In Brukenheimer's dental office, which he reigns over with a malicious majesty reminiscent of many religions' view of Satan reigning over Hell, his patients cower like cows led to the slaughter, the musical cacophony of pain-induced screams issuing from the operating room.
"It's a cheery place," Brukenheimer notes, visibly taking pleasure in the aura of fear which he elicits. "I think the kids really like me [before they learn of the pain which I revel in producing in their poor prepubescent mouths]."
His terrorism not confined to his office, Brukenheimer is generally regarded by the neighborhood children to be the epitome of evil.
"On Halloween," one frightened youth remembers, "we got up our courage and went to the old Brukenheimer place. Tommy, the bravest, ate sugar daddies until he felt he could approach the door and knock. It opened, slowly revealing a form barely discernable for the light coming from behind. The dark figure raised its hand, and visage leering, dropped a toothbrush and an apple into Tommy's bag!
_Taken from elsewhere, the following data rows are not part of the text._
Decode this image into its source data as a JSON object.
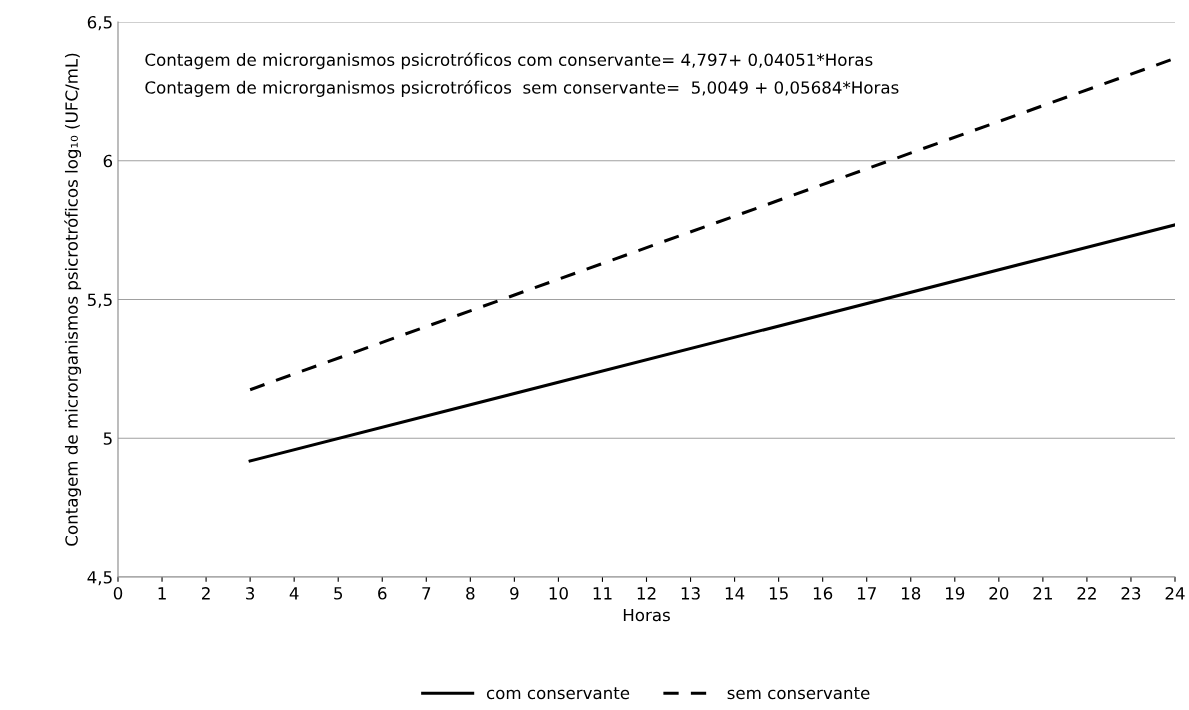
{
  "chart_data": {
    "type": "line",
    "xlabel": "Horas",
    "ylabel": "Contagem de microrganismos psicrotróficos log₁₀ (UFC/mL)",
    "annotations": [
      "Contagem de microrganismos psicrotróficos com conservante= 4,797+ 0,04051*Horas",
      "Contagem de microrganismos psicrotróficos  sem conservante=  5,0049 + 0,05684*Horas"
    ],
    "x": [
      3,
      24
    ],
    "series": [
      {
        "name": "com conservante",
        "color": "#000000",
        "values": [
          4.918,
          5.769
        ],
        "line_style": "solid"
      },
      {
        "name": "sem conservante",
        "color": "#000000",
        "values": [
          5.175,
          6.369
        ],
        "line_style": "dashed"
      }
    ],
    "xlim": [
      0,
      24
    ],
    "xticks": [
      0,
      1,
      2,
      3,
      4,
      5,
      6,
      7,
      8,
      9,
      10,
      11,
      12,
      13,
      14,
      15,
      16,
      17,
      18,
      19,
      20,
      21,
      22,
      23,
      24
    ],
    "ylim": [
      4.5,
      6.5
    ],
    "yticks": [
      {
        "value": 4.5,
        "label": "4,5"
      },
      5,
      {
        "value": 5.5,
        "label": "5,5"
      },
      6,
      {
        "value": 6.5,
        "label": "6,5"
      }
    ],
    "grid": "y",
    "legend": "bottom",
    "marker": "none"
  }
}
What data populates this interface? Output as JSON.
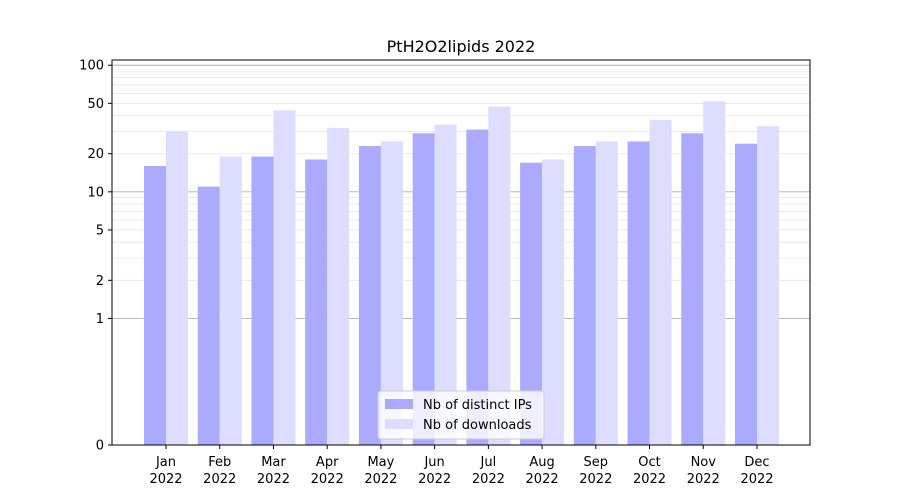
{
  "chart_data": {
    "type": "bar",
    "title": "PtH2O2lipids 2022",
    "xlabel": "",
    "ylabel": "",
    "yscale": "symlog",
    "ylim": [
      0,
      110
    ],
    "grid": true,
    "legend_position": "bottom-center",
    "categories": [
      [
        "Jan",
        "2022"
      ],
      [
        "Feb",
        "2022"
      ],
      [
        "Mar",
        "2022"
      ],
      [
        "Apr",
        "2022"
      ],
      [
        "May",
        "2022"
      ],
      [
        "Jun",
        "2022"
      ],
      [
        "Jul",
        "2022"
      ],
      [
        "Aug",
        "2022"
      ],
      [
        "Sep",
        "2022"
      ],
      [
        "Oct",
        "2022"
      ],
      [
        "Nov",
        "2022"
      ],
      [
        "Dec",
        "2022"
      ]
    ],
    "yticks": [
      {
        "value": 0,
        "label": "0"
      },
      {
        "value": 1,
        "label": "1"
      },
      {
        "value": 2,
        "label": "2"
      },
      {
        "value": 5,
        "label": "5"
      },
      {
        "value": 10,
        "label": "10"
      },
      {
        "value": 20,
        "label": "20"
      },
      {
        "value": 50,
        "label": "50"
      },
      {
        "value": 100,
        "label": "100"
      }
    ],
    "series": [
      {
        "name": "Nb of distinct IPs",
        "color": "#aaaaff",
        "values": [
          16,
          11,
          19,
          18,
          23,
          29,
          31,
          17,
          23,
          25,
          29,
          24
        ]
      },
      {
        "name": "Nb of downloads",
        "color": "#ddddff",
        "values": [
          30,
          19,
          44,
          32,
          25,
          34,
          47,
          18,
          25,
          37,
          52,
          33
        ]
      }
    ]
  }
}
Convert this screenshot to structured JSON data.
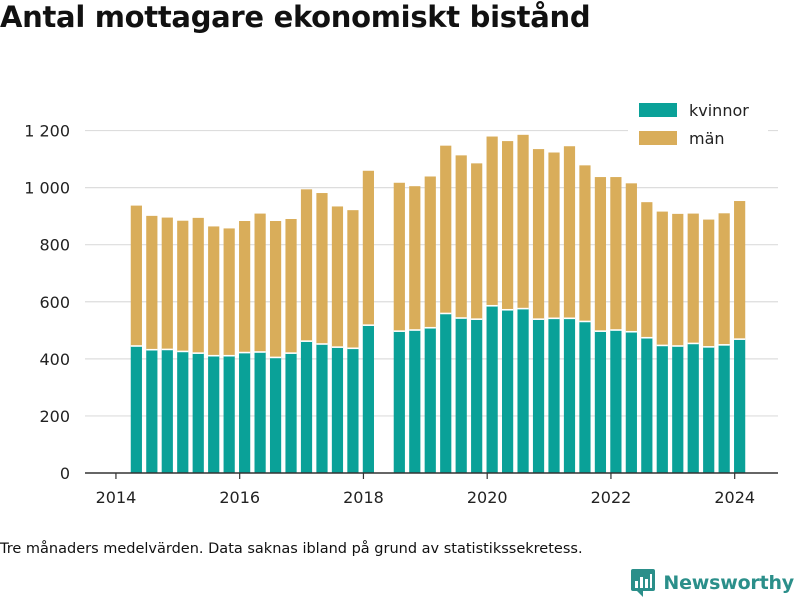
{
  "page": {
    "title": "Antal mottagare ekonomiskt bistånd",
    "note": "Tre månaders medelvärden. Data saknas ibland på grund av statistikssekretess.",
    "brand": "Newsworthy"
  },
  "colors": {
    "kvinnor": "#0aa198",
    "man": "#d9ad5a",
    "grid": "#dddddd",
    "axis": "#333333",
    "brand": "#2b8f8a"
  },
  "chart_data": {
    "type": "bar",
    "stacked": true,
    "title": "Antal mottagare ekonomiskt bistånd",
    "xlabel": "",
    "ylabel": "",
    "xlim": [
      2013.5,
      2024.7
    ],
    "ylim": [
      0,
      1300
    ],
    "y_ticks": [
      0,
      200,
      400,
      600,
      800,
      1000,
      1200
    ],
    "y_tick_labels": [
      "0",
      "200",
      "400",
      "600",
      "800",
      "1 000",
      "1 200"
    ],
    "x_ticks": [
      2014,
      2016,
      2018,
      2020,
      2022,
      2024
    ],
    "x_tick_labels": [
      "2014",
      "2016",
      "2018",
      "2020",
      "2022",
      "2024"
    ],
    "grid": true,
    "legend_position": "top-right",
    "x": [
      2014.33,
      2014.58,
      2014.83,
      2015.08,
      2015.33,
      2015.58,
      2015.83,
      2016.08,
      2016.33,
      2016.58,
      2016.83,
      2017.08,
      2017.33,
      2017.58,
      2017.83,
      2018.08,
      2018.58,
      2018.83,
      2019.08,
      2019.33,
      2019.58,
      2019.83,
      2020.08,
      2020.33,
      2020.58,
      2020.83,
      2021.08,
      2021.33,
      2021.58,
      2021.83,
      2022.08,
      2022.33,
      2022.58,
      2022.83,
      2023.08,
      2023.33,
      2023.58,
      2023.83,
      2024.08
    ],
    "series": [
      {
        "name": "kvinnor",
        "values": [
          445,
          432,
          433,
          426,
          420,
          411,
          411,
          422,
          424,
          405,
          420,
          462,
          452,
          441,
          437,
          518,
          497,
          501,
          509,
          559,
          543,
          539,
          586,
          572,
          576,
          539,
          542,
          542,
          531,
          497,
          501,
          495,
          474,
          447,
          445,
          454,
          442,
          449,
          469
        ]
      },
      {
        "name": "män",
        "values": [
          492,
          469,
          462,
          458,
          474,
          453,
          446,
          461,
          485,
          478,
          470,
          532,
          529,
          493,
          484,
          541,
          520,
          504,
          530,
          588,
          570,
          546,
          593,
          591,
          609,
          596,
          581,
          603,
          547,
          540,
          536,
          520,
          475,
          469,
          463,
          455,
          446,
          461,
          484
        ]
      }
    ]
  }
}
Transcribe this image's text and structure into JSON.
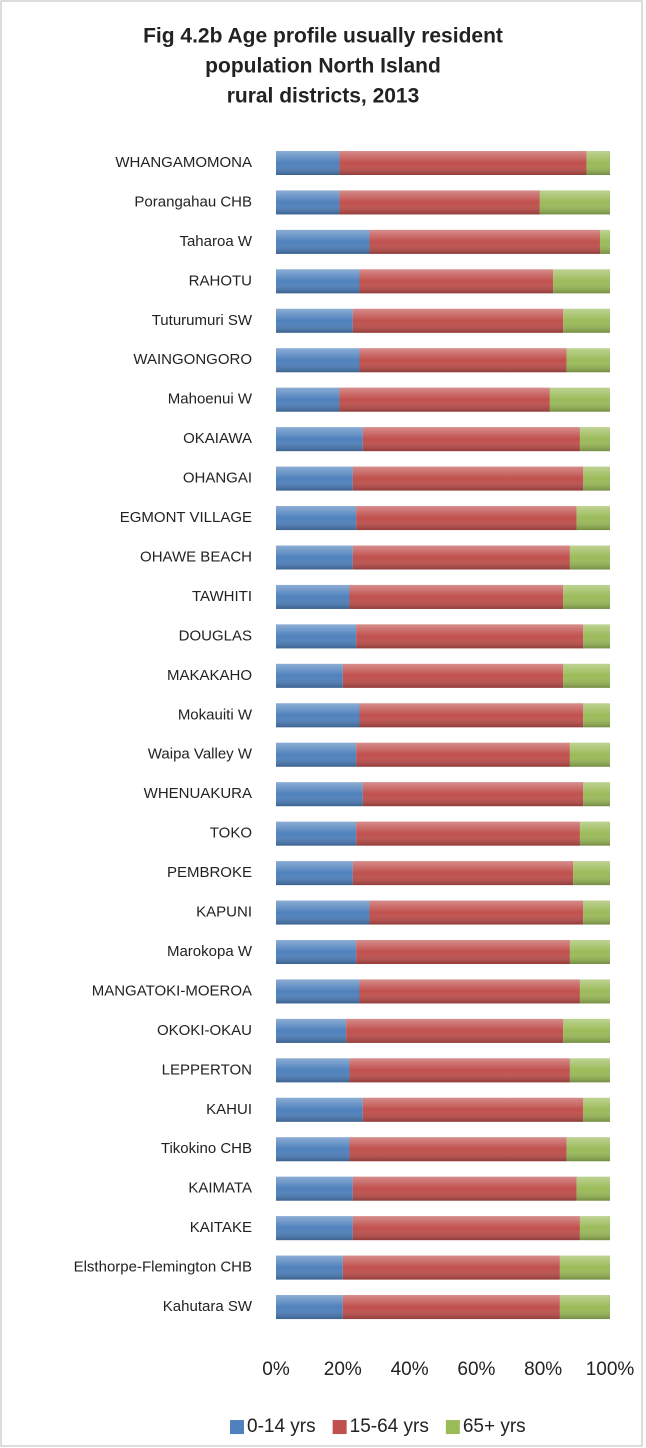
{
  "chart_data": {
    "type": "stacked_bar_horizontal",
    "title": [
      "Fig 4.2b Age profile usually resident",
      "population North Island",
      "rural districts, 2013"
    ],
    "categories": [
      "WHANGAMOMONA",
      "Porangahau CHB",
      "Taharoa W",
      "RAHOTU",
      "Tuturumuri SW",
      "WAINGONGORO",
      "Mahoenui W",
      "OKAIAWA",
      "OHANGAI",
      "EGMONT VILLAGE",
      "OHAWE BEACH",
      "TAWHITI",
      "DOUGLAS",
      "MAKAKAHO",
      "Mokauiti W",
      "Waipa Valley W",
      "WHENUAKURA",
      "TOKO",
      "PEMBROKE",
      "KAPUNI",
      "Marokopa W",
      "MANGATOKI-MOEROA",
      "OKOKI-OKAU",
      "LEPPERTON",
      "KAHUI",
      "Tikokino CHB",
      "KAIMATA",
      "KAITAKE",
      "Elsthorpe-Flemington CHB",
      "Kahutara SW"
    ],
    "series": [
      {
        "name": "0-14 yrs",
        "color": "#4f81bd",
        "values": [
          19,
          19,
          28,
          25,
          23,
          25,
          19,
          26,
          23,
          24,
          23,
          22,
          24,
          20,
          25,
          24,
          26,
          24,
          23,
          28,
          24,
          25,
          21,
          22,
          26,
          22,
          23,
          23,
          20,
          20
        ]
      },
      {
        "name": "15-64 yrs",
        "color": "#c0504d",
        "values": [
          74,
          60,
          69,
          58,
          63,
          62,
          63,
          65,
          69,
          66,
          65,
          64,
          68,
          66,
          67,
          64,
          66,
          67,
          66,
          64,
          64,
          66,
          65,
          66,
          66,
          65,
          67,
          68,
          65,
          65
        ]
      },
      {
        "name": "65+ yrs",
        "color": "#9bbb59",
        "values": [
          7,
          21,
          3,
          17,
          14,
          13,
          18,
          9,
          8,
          10,
          12,
          14,
          8,
          14,
          8,
          12,
          8,
          9,
          11,
          8,
          12,
          9,
          14,
          12,
          8,
          13,
          10,
          9,
          15,
          15
        ]
      }
    ],
    "xlim": [
      0,
      100
    ],
    "xticks": [
      {
        "value": 0,
        "label": "0%"
      },
      {
        "value": 20,
        "label": "20%"
      },
      {
        "value": 40,
        "label": "40%"
      },
      {
        "value": 60,
        "label": "60%"
      },
      {
        "value": 80,
        "label": "80%"
      },
      {
        "value": 100,
        "label": "100%"
      }
    ],
    "legend": "bottom"
  }
}
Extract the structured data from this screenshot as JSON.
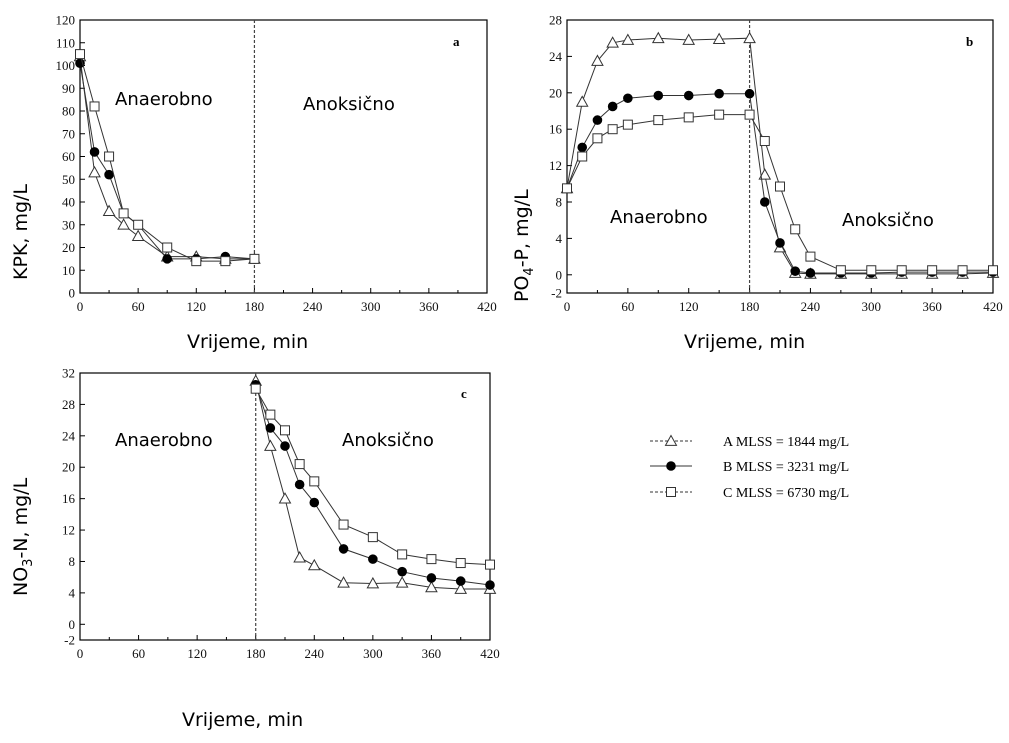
{
  "chart_data": [
    {
      "panel": "a",
      "type": "line",
      "ylabel": "KPK, mg/L",
      "xlabel": "Vrijeme, min",
      "xlim": [
        0,
        420
      ],
      "ylim": [
        0,
        120
      ],
      "xticks": [
        0,
        60,
        120,
        180,
        240,
        300,
        360,
        420
      ],
      "yticks": [
        0,
        10,
        20,
        30,
        40,
        50,
        60,
        70,
        80,
        90,
        100,
        110,
        120
      ],
      "divider_x": 180,
      "regions": [
        "Anaerobno",
        "Anoksično"
      ],
      "series": [
        {
          "key": "A",
          "marker": "triangle",
          "x": [
            0,
            15,
            30,
            45,
            60,
            90,
            120,
            150,
            180
          ],
          "y": [
            104,
            53,
            36,
            30,
            25,
            16,
            16,
            15,
            15
          ]
        },
        {
          "key": "B",
          "marker": "circle",
          "x": [
            0,
            15,
            30,
            45,
            60,
            90,
            120,
            150,
            180
          ],
          "y": [
            101,
            62,
            52,
            35,
            30,
            15,
            15,
            16,
            15
          ]
        },
        {
          "key": "C",
          "marker": "square",
          "x": [
            0,
            15,
            30,
            45,
            60,
            90,
            120,
            150,
            180
          ],
          "y": [
            105,
            82,
            60,
            35,
            30,
            20,
            14,
            14,
            15
          ]
        }
      ]
    },
    {
      "panel": "b",
      "type": "line",
      "ylabel": "PO4-P, mg/L",
      "xlabel": "Vrijeme, min",
      "xlim": [
        0,
        420
      ],
      "ylim": [
        -2,
        28
      ],
      "xticks": [
        0,
        60,
        120,
        180,
        240,
        300,
        360,
        420
      ],
      "yticks": [
        -2,
        0,
        4,
        8,
        12,
        16,
        20,
        24,
        28
      ],
      "divider_x": 180,
      "regions": [
        "Anaerobno",
        "Anoksično"
      ],
      "series": [
        {
          "key": "A",
          "marker": "triangle",
          "x": [
            0,
            15,
            30,
            45,
            60,
            90,
            120,
            150,
            180,
            195,
            210,
            225,
            240,
            270,
            300,
            330,
            360,
            390,
            420
          ],
          "y": [
            9.5,
            19,
            23.5,
            25.5,
            25.8,
            26,
            25.8,
            25.9,
            26,
            11,
            3,
            0.2,
            0.1,
            0.1,
            0.1,
            0.1,
            0.1,
            0.1,
            0.2
          ]
        },
        {
          "key": "B",
          "marker": "circle",
          "x": [
            0,
            15,
            30,
            45,
            60,
            90,
            120,
            150,
            180,
            195,
            210,
            225,
            240,
            270,
            300,
            330,
            360,
            390,
            420
          ],
          "y": [
            9.5,
            14,
            17,
            18.5,
            19.4,
            19.7,
            19.7,
            19.9,
            19.9,
            8,
            3.5,
            0.4,
            0.2,
            0.2,
            0.2,
            0.3,
            0.3,
            0.3,
            0.3
          ]
        },
        {
          "key": "C",
          "marker": "square",
          "x": [
            0,
            15,
            30,
            45,
            60,
            90,
            120,
            150,
            180,
            195,
            210,
            225,
            240,
            270,
            300,
            330,
            360,
            390,
            420
          ],
          "y": [
            9.5,
            13,
            15,
            16,
            16.5,
            17,
            17.3,
            17.6,
            17.6,
            14.7,
            9.7,
            5,
            2,
            0.5,
            0.5,
            0.5,
            0.5,
            0.5,
            0.5
          ]
        }
      ]
    },
    {
      "panel": "c",
      "type": "line",
      "ylabel": "NO3-N, mg/L",
      "xlabel": "Vrijeme, min",
      "xlim": [
        0,
        420
      ],
      "ylim": [
        -2,
        32
      ],
      "xticks": [
        0,
        60,
        120,
        180,
        240,
        300,
        360,
        420
      ],
      "yticks": [
        -2,
        0,
        4,
        8,
        12,
        16,
        20,
        24,
        28,
        32
      ],
      "divider_x": 180,
      "regions": [
        "Anaerobno",
        "Anoksično"
      ],
      "series": [
        {
          "key": "A",
          "marker": "triangle",
          "x": [
            180,
            195,
            210,
            225,
            240,
            270,
            300,
            330,
            360,
            390,
            420
          ],
          "y": [
            31,
            22.7,
            16,
            8.5,
            7.5,
            5.3,
            5.2,
            5.3,
            4.7,
            4.5,
            4.5
          ]
        },
        {
          "key": "B",
          "marker": "circle",
          "x": [
            180,
            195,
            210,
            225,
            240,
            270,
            300,
            330,
            360,
            390,
            420
          ],
          "y": [
            30.5,
            25,
            22.7,
            17.8,
            15.5,
            9.6,
            8.3,
            6.7,
            5.9,
            5.5,
            5.0
          ]
        },
        {
          "key": "C",
          "marker": "square",
          "x": [
            180,
            195,
            210,
            225,
            240,
            270,
            300,
            330,
            360,
            390,
            420
          ],
          "y": [
            30,
            26.7,
            24.7,
            20.4,
            18.2,
            12.7,
            11.1,
            8.9,
            8.3,
            7.8,
            7.6
          ]
        }
      ]
    }
  ],
  "legend": [
    {
      "key": "A",
      "marker": "triangle",
      "text": "A   MLSS = 1844 mg/L"
    },
    {
      "key": "B",
      "marker": "circle",
      "text": "B   MLSS = 3231 mg/L"
    },
    {
      "key": "C",
      "marker": "square",
      "text": "C   MLSS = 6730 mg/L"
    }
  ],
  "colors": {
    "line": "#333333",
    "axis": "#000000",
    "divider": "#444444"
  }
}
We dress up as some pretty scary stuff, but I'm not even interested in hearing what twisted, evil force could take hold of a man and cause him to act like that."
The youth shudders, looking over his shoulder, and asks, "Do you think he can hear me?"
Brukenheimer does manage to terrorize the children on days other than Halloween. In his basement, surrounded by dripping pipes and the far-off screams of long-lost dental patients, he keeps his plaster dental molds. Some hang creepily, ghastly wind chimes suspended from twine and stirring in a wind whose source is unknown but doubtlessly infernal. Some are on his workbench, surrounded by various pointy instruments of torture. Yet others are packed in boxes, waiting to be opened and experimented on.
When questioned about the plaster dental molds and their possible substitution for voodoo dolls, Brukenheimer laughed an uncomfortable, sinister laugh -- almost as if he were attempting but not quite succeeding to hide the boundless evils which unquestionably lurk in his mind; horrors not even imaginable by one outside the dental profession, one would imagine.
He then responded, 'It is helpful for me to keep records of my patients' tooth structures, in case [segment deleted] [one decides he no longer needs me]."
Brukenheimer then let out an extremely sinister and malicious-sounding silent laugh, and this columnist escaped post-haste.